Licchavi Lyceum


Licchavi Lyceum

Fermi Dirac Distribution

The Fermi Dirac distribution is a statistical distribution that describes the distribution of particles with half-integer spin, called fermions, in a system at thermal equilibrium. It provides insights into the probabilities associated with different energy levels and allows for the calculation of various properties of the system, such as average occupation number and energy distribution.

The distribution is derived based on the principles of quantum statistics and assumes that the fermions follow quantum mechanics. It is applicable to systems where the particles are indistinguishable, and the Pauli exclusion principle applies, which states that no two identical fermions can occupy the same quantum state simultaneously.

The Fermi-Dirac distribution is derived as follows:

  1. Consider a system of fermions at thermal equilibrium.
  2. The distribution assumes that the fermions occupy discrete energy levels, and there is a range of possible energy levels.
  3. The distribution function, denoted as f(E), represents the average occupation probability of finding a fermion at an energy level E.
  4. The Fermi-Dirac distribution function is given by:f(E) = 1 / (e^((E – μ) / (kT)) + 1)where:
    • E is the energy of a specific energy level
    • μ is the chemical potential of the system
    • k is Boltzmann’s constant
    • T is the temperature of the system in Kelvin
  5. The distribution function shows that the average occupation probability is related to the energy level. Higher energy levels have lower average occupation probabilities, while lower energy levels have higher average occupation probabilities.
  6. The distribution also introduces the concept of chemical potential (μ), which determines the average energy per particle and controls the total number of particles in the system. The chemical potential ensures that the Pauli exclusion principle is satisfied, as it prevents two fermions from occupying the same quantum state.

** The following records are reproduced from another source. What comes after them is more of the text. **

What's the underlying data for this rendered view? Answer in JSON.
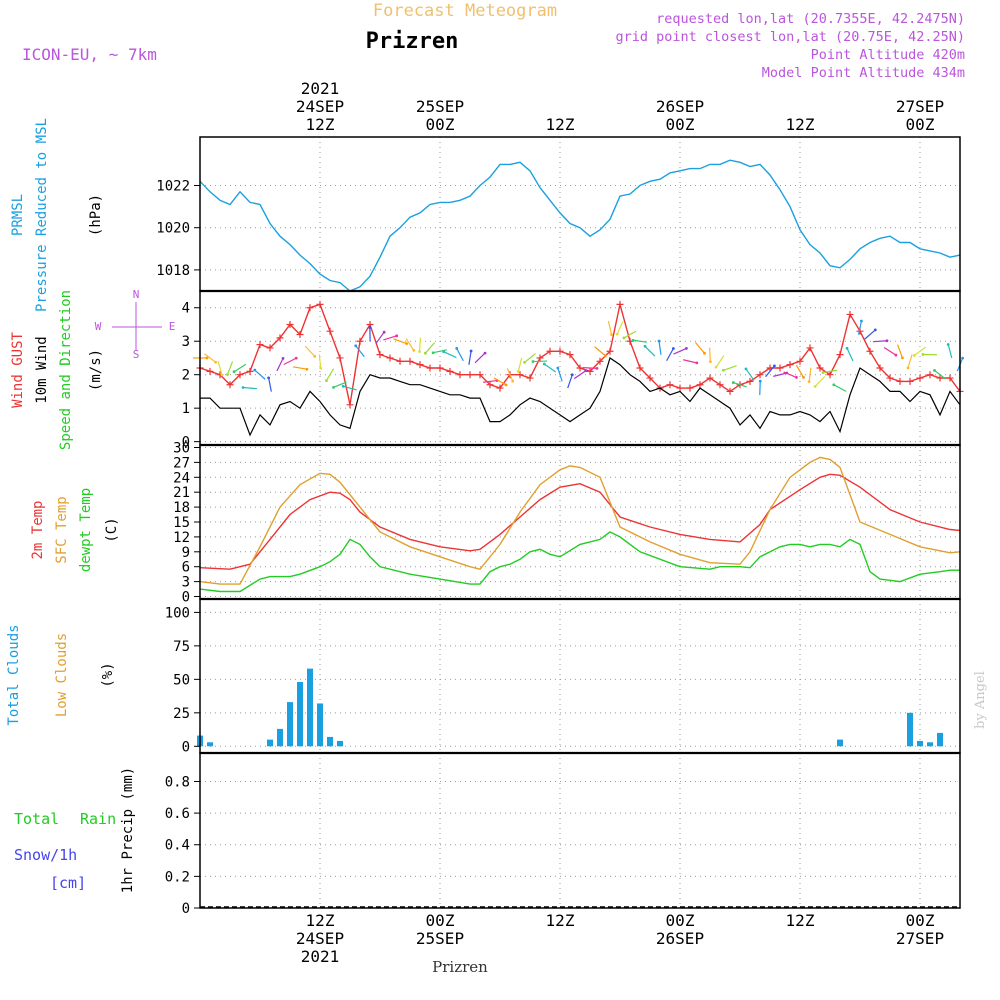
{
  "header": {
    "title": "Forecast Meteogram",
    "station": "Prizren",
    "model": "ICON-EU, ~ 7km",
    "requested": "requested lon,lat (20.7355E, 42.2475N)",
    "grid_point": "grid point closest lon,lat (20.75E, 42.25N)",
    "point_altitude": "Point Altitude 420m",
    "model_altitude": "Model Point Altitude 434m",
    "footer_station": "Prizren",
    "credit": "by Angel"
  },
  "colors": {
    "pressure": "#1aa0e0",
    "gust": "#ee3333",
    "wind10m": "#000000",
    "temp2m": "#ee3333",
    "sfc": "#e0a030",
    "dew": "#22cc22",
    "total_clouds": "#1aa0e0",
    "low_clouds": "#e0a030",
    "rain": "#22cc22",
    "snow": "#4444ee",
    "header_purple": "#bb55dd",
    "header_orange": "#f0c070"
  },
  "time_axis": {
    "top_labels": [
      {
        "h": 12,
        "lines": [
          "2021",
          "24SEP",
          "12Z"
        ]
      },
      {
        "h": 24,
        "lines": [
          "25SEP",
          "00Z"
        ]
      },
      {
        "h": 36,
        "lines": [
          "12Z"
        ]
      },
      {
        "h": 48,
        "lines": [
          "26SEP",
          "00Z"
        ]
      },
      {
        "h": 60,
        "lines": [
          "12Z"
        ]
      },
      {
        "h": 72,
        "lines": [
          "27SEP",
          "00Z"
        ]
      }
    ],
    "bottom_labels": [
      {
        "h": 12,
        "lines": [
          "12Z",
          "24SEP",
          "2021"
        ]
      },
      {
        "h": 24,
        "lines": [
          "00Z",
          "25SEP"
        ]
      },
      {
        "h": 36,
        "lines": [
          "12Z"
        ]
      },
      {
        "h": 48,
        "lines": [
          "00Z",
          "26SEP"
        ]
      },
      {
        "h": 60,
        "lines": [
          "12Z"
        ]
      },
      {
        "h": 72,
        "lines": [
          "00Z",
          "27SEP"
        ]
      }
    ]
  },
  "panels": {
    "pressure": {
      "labels": [
        "PRMSL",
        "Pressure Reduced to MSL",
        "(hPa)"
      ]
    },
    "wind": {
      "labels": [
        "Wind GUST",
        "10m Wind",
        "Speed and Direction",
        "(m/s)"
      ],
      "compass": [
        "N",
        "W",
        "E",
        "S"
      ]
    },
    "temp": {
      "labels": [
        "2m Temp",
        "SFC Temp",
        "dewpt Temp",
        "(C)"
      ]
    },
    "clouds": {
      "labels": [
        "Total Clouds",
        "Low Clouds",
        "(%)"
      ]
    },
    "precip": {
      "labels": [
        "Total",
        "Rain",
        "Snow/1h",
        "[cm]",
        "1hr Precip (mm)"
      ]
    }
  },
  "chart_data": [
    {
      "type": "line",
      "panel": "pressure",
      "xlabel": "",
      "ylabel": "(hPa)",
      "ylim": [
        1017,
        1024.3
      ],
      "yticks": [
        1018,
        1020,
        1022
      ],
      "series": [
        {
          "name": "PRMSL",
          "x": [
            0,
            1,
            2,
            3,
            4,
            5,
            6,
            7,
            8,
            9,
            10,
            11,
            12,
            13,
            14,
            15,
            16,
            17,
            18,
            19,
            20,
            21,
            22,
            23,
            24,
            25,
            26,
            27,
            28,
            29,
            30,
            31,
            32,
            33,
            34,
            35,
            36,
            37,
            38,
            39,
            40,
            41,
            42,
            43,
            44,
            45,
            46,
            47,
            48,
            49,
            50,
            51,
            52,
            53,
            54,
            55,
            56,
            57,
            58,
            59,
            60,
            61,
            62,
            63,
            64,
            65,
            66,
            67,
            68,
            69,
            70,
            71,
            72,
            73,
            74,
            75,
            76
          ],
          "values": [
            1022.2,
            1021.7,
            1021.3,
            1021.1,
            1021.7,
            1021.2,
            1021.1,
            1020.2,
            1019.6,
            1019.2,
            1018.7,
            1018.3,
            1017.8,
            1017.5,
            1017.4,
            1017.0,
            1017.2,
            1017.7,
            1018.6,
            1019.6,
            1020.0,
            1020.5,
            1020.7,
            1021.1,
            1021.2,
            1021.2,
            1021.3,
            1021.5,
            1022.0,
            1022.4,
            1023.0,
            1023.0,
            1023.1,
            1022.7,
            1021.9,
            1021.3,
            1020.7,
            1020.2,
            1020.0,
            1019.6,
            1019.9,
            1020.4,
            1021.5,
            1021.6,
            1022.0,
            1022.2,
            1022.3,
            1022.6,
            1022.7,
            1022.8,
            1022.8,
            1023.0,
            1023.0,
            1023.2,
            1023.1,
            1022.9,
            1023.0,
            1022.5,
            1021.8,
            1021.0,
            1019.9,
            1019.2,
            1018.8,
            1018.2,
            1018.1,
            1018.5,
            1019.0,
            1019.3,
            1019.5,
            1019.6,
            1019.3,
            1019.3,
            1019.0,
            1018.9,
            1018.8,
            1018.6,
            1018.7
          ]
        }
      ]
    },
    {
      "type": "line",
      "panel": "wind",
      "xlabel": "",
      "ylabel": "(m/s)",
      "ylim": [
        -0.1,
        4.5
      ],
      "yticks": [
        0,
        1,
        2,
        3,
        4
      ],
      "series": [
        {
          "name": "Wind GUST",
          "x": [
            0,
            1,
            2,
            3,
            4,
            5,
            6,
            7,
            8,
            9,
            10,
            11,
            12,
            13,
            14,
            15,
            16,
            17,
            18,
            19,
            20,
            21,
            22,
            23,
            24,
            25,
            26,
            27,
            28,
            29,
            30,
            31,
            32,
            33,
            34,
            35,
            36,
            37,
            38,
            39,
            40,
            41,
            42,
            43,
            44,
            45,
            46,
            47,
            48,
            49,
            50,
            51,
            52,
            53,
            54,
            55,
            56,
            57,
            58,
            59,
            60,
            61,
            62,
            63,
            64,
            65,
            66,
            67,
            68,
            69,
            70,
            71,
            72,
            73,
            74,
            75,
            76
          ],
          "values": [
            2.2,
            2.1,
            2.0,
            1.7,
            2.0,
            2.1,
            2.9,
            2.8,
            3.1,
            3.5,
            3.2,
            4.0,
            4.1,
            3.3,
            2.5,
            1.1,
            3.0,
            3.5,
            2.6,
            2.5,
            2.4,
            2.4,
            2.3,
            2.2,
            2.2,
            2.1,
            2.0,
            2.0,
            2.0,
            1.7,
            1.6,
            2.0,
            2.0,
            1.9,
            2.5,
            2.7,
            2.7,
            2.6,
            2.2,
            2.1,
            2.4,
            2.7,
            4.1,
            3.0,
            2.2,
            1.9,
            1.6,
            1.7,
            1.6,
            1.6,
            1.7,
            1.9,
            1.7,
            1.5,
            1.7,
            1.8,
            2.0,
            2.2,
            2.2,
            2.3,
            2.4,
            2.8,
            2.2,
            2.0,
            2.6,
            3.8,
            3.3,
            2.7,
            2.2,
            1.9,
            1.8,
            1.8,
            1.9,
            2.0,
            1.9,
            1.9,
            1.5
          ]
        },
        {
          "name": "10m Wind",
          "x": [
            0,
            1,
            2,
            3,
            4,
            5,
            6,
            7,
            8,
            9,
            10,
            11,
            12,
            13,
            14,
            15,
            16,
            17,
            18,
            19,
            20,
            21,
            22,
            23,
            24,
            25,
            26,
            27,
            28,
            29,
            30,
            31,
            32,
            33,
            34,
            35,
            36,
            37,
            38,
            39,
            40,
            41,
            42,
            43,
            44,
            45,
            46,
            47,
            48,
            49,
            50,
            51,
            52,
            53,
            54,
            55,
            56,
            57,
            58,
            59,
            60,
            61,
            62,
            63,
            64,
            65,
            66,
            67,
            68,
            69,
            70,
            71,
            72,
            73,
            74,
            75,
            76
          ],
          "values": [
            1.3,
            1.3,
            1.0,
            1.0,
            1.0,
            0.2,
            0.8,
            0.5,
            1.1,
            1.2,
            1.0,
            1.5,
            1.2,
            0.8,
            0.5,
            0.4,
            1.5,
            2.0,
            1.9,
            1.9,
            1.8,
            1.7,
            1.7,
            1.6,
            1.5,
            1.4,
            1.4,
            1.3,
            1.3,
            0.6,
            0.6,
            0.8,
            1.1,
            1.3,
            1.2,
            1.0,
            0.8,
            0.6,
            0.8,
            1.0,
            1.5,
            2.5,
            2.3,
            2.0,
            1.8,
            1.5,
            1.6,
            1.4,
            1.5,
            1.2,
            1.6,
            1.4,
            1.2,
            1.0,
            0.5,
            0.8,
            0.4,
            0.9,
            0.8,
            0.8,
            0.9,
            0.8,
            0.6,
            0.9,
            0.3,
            1.4,
            2.2,
            2.0,
            1.8,
            1.5,
            1.5,
            1.2,
            1.5,
            1.4,
            0.8,
            1.5,
            1.1
          ]
        }
      ]
    },
    {
      "type": "line",
      "panel": "temp",
      "xlabel": "",
      "ylabel": "(C)",
      "ylim": [
        -0.5,
        30.5
      ],
      "yticks": [
        0,
        3,
        6,
        9,
        12,
        15,
        18,
        21,
        24,
        27,
        30
      ],
      "series": [
        {
          "name": "2m Temp",
          "x": [
            0,
            3,
            5,
            7,
            9,
            11,
            13,
            14,
            15,
            16,
            18,
            21,
            24,
            27,
            28,
            30,
            32,
            34,
            36,
            38,
            40,
            42,
            45,
            48,
            51,
            54,
            56,
            57,
            60,
            62,
            63,
            64,
            66,
            69,
            72,
            75,
            76
          ],
          "values": [
            5.8,
            5.5,
            6.5,
            11.5,
            16.5,
            19.5,
            21.0,
            20.8,
            19.5,
            17.0,
            14.0,
            11.5,
            10.0,
            9.2,
            9.5,
            12.5,
            16.0,
            19.5,
            22.0,
            22.7,
            21.0,
            16.0,
            14.0,
            12.5,
            11.5,
            11.0,
            14.5,
            17.5,
            21.5,
            24.0,
            24.6,
            24.4,
            22.0,
            17.5,
            15.0,
            13.5,
            13.3
          ]
        },
        {
          "name": "SFC Temp",
          "x": [
            0,
            2,
            4,
            6,
            8,
            10,
            12,
            13,
            14,
            16,
            18,
            21,
            24,
            27,
            28,
            30,
            32,
            34,
            36,
            37,
            38,
            40,
            42,
            45,
            48,
            51,
            54,
            55,
            57,
            59,
            61,
            62,
            63,
            64,
            66,
            69,
            72,
            75,
            76
          ],
          "values": [
            3.0,
            2.5,
            2.5,
            10.0,
            18.0,
            22.5,
            24.8,
            24.6,
            23.0,
            18.0,
            13.0,
            10.0,
            8.0,
            6.0,
            5.5,
            10.5,
            17.0,
            22.5,
            25.5,
            26.3,
            26.0,
            24.0,
            14.0,
            11.0,
            8.5,
            6.8,
            6.5,
            9.0,
            17.5,
            24.0,
            27.0,
            28.0,
            27.6,
            26.0,
            15.0,
            12.5,
            10.0,
            8.8,
            9.0
          ]
        },
        {
          "name": "dewpt Temp",
          "x": [
            0,
            2,
            4,
            6,
            7,
            8,
            9,
            10,
            12,
            13,
            14,
            15,
            16,
            17,
            18,
            21,
            24,
            27,
            28,
            29,
            30,
            31,
            32,
            33,
            34,
            35,
            36,
            38,
            39,
            40,
            41,
            42,
            44,
            48,
            51,
            52,
            53,
            54,
            55,
            56,
            58,
            59,
            60,
            61,
            62,
            63,
            64,
            65,
            66,
            67,
            68,
            70,
            72,
            74,
            75,
            76
          ],
          "values": [
            1.5,
            1.0,
            1.0,
            3.5,
            4.0,
            4.0,
            4.0,
            4.5,
            6.0,
            7.0,
            8.5,
            11.5,
            10.5,
            8.0,
            6.0,
            4.5,
            3.5,
            2.5,
            2.5,
            5.0,
            6.0,
            6.5,
            7.5,
            9.0,
            9.5,
            8.5,
            8.0,
            10.5,
            11.0,
            11.5,
            13.0,
            12.0,
            9.0,
            6.0,
            5.5,
            6.0,
            6.0,
            6.0,
            5.8,
            8.0,
            10.0,
            10.5,
            10.5,
            10.0,
            10.5,
            10.5,
            10.0,
            11.5,
            10.5,
            5.0,
            3.5,
            3.0,
            4.5,
            5.0,
            5.3,
            5.3
          ]
        }
      ]
    },
    {
      "type": "bar",
      "panel": "clouds",
      "xlabel": "",
      "ylabel": "(%)",
      "ylim": [
        -5,
        110
      ],
      "yticks": [
        0,
        25,
        50,
        75,
        100
      ],
      "series": [
        {
          "name": "Total Clouds",
          "x": [
            0,
            1,
            7,
            8,
            9,
            10,
            11,
            12,
            13,
            14,
            64,
            71,
            72,
            73,
            74
          ],
          "values": [
            8,
            3,
            5,
            13,
            33,
            48,
            58,
            32,
            7,
            4,
            5,
            25,
            4,
            3,
            10
          ]
        }
      ]
    },
    {
      "type": "bar",
      "panel": "precip",
      "xlabel": "",
      "ylabel": "1hr Precip (mm)",
      "ylim": [
        0,
        0.98
      ],
      "yticks": [
        0,
        0.2,
        0.4,
        0.6,
        0.8
      ],
      "series": [
        {
          "name": "Total Rain",
          "values": []
        }
      ]
    }
  ]
}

The Fermi-Dirac distribution provides important insights into the behavior of fermionic systems. Some key properties and applications include:

  • Average Occupation Number: The distribution allows us to calculate the average occupation number, which represents the average number of fermions occupying a specific energy level. It provides information about the population distribution among different energy levels.
  • Energy Distribution: The distribution provides information about the probabilities associated with different energy levels. It describes the distribution of energy among the fermions in the system.
  • Fermi Energy: The Fermi energy, denoted as E_F, represents the energy level at which the occupation probability is 0.5, meaning that 50% of the fermions are below the Fermi energy and 50% are above it. The Fermi energy is an important characteristic of fermionic systems.
  • Applications: The Fermi-Dirac distribution is utilized in various fields, including condensed matter physics, electronic band theory, and the behavior of fermionic particles in conductors, semiconductors, and superconductors.

The Fermi-Dirac distribution provides a statistical description of the behavior of fermionic particles, allowing us to understand their energy distribution and calculate various properties associated with fermionic systems.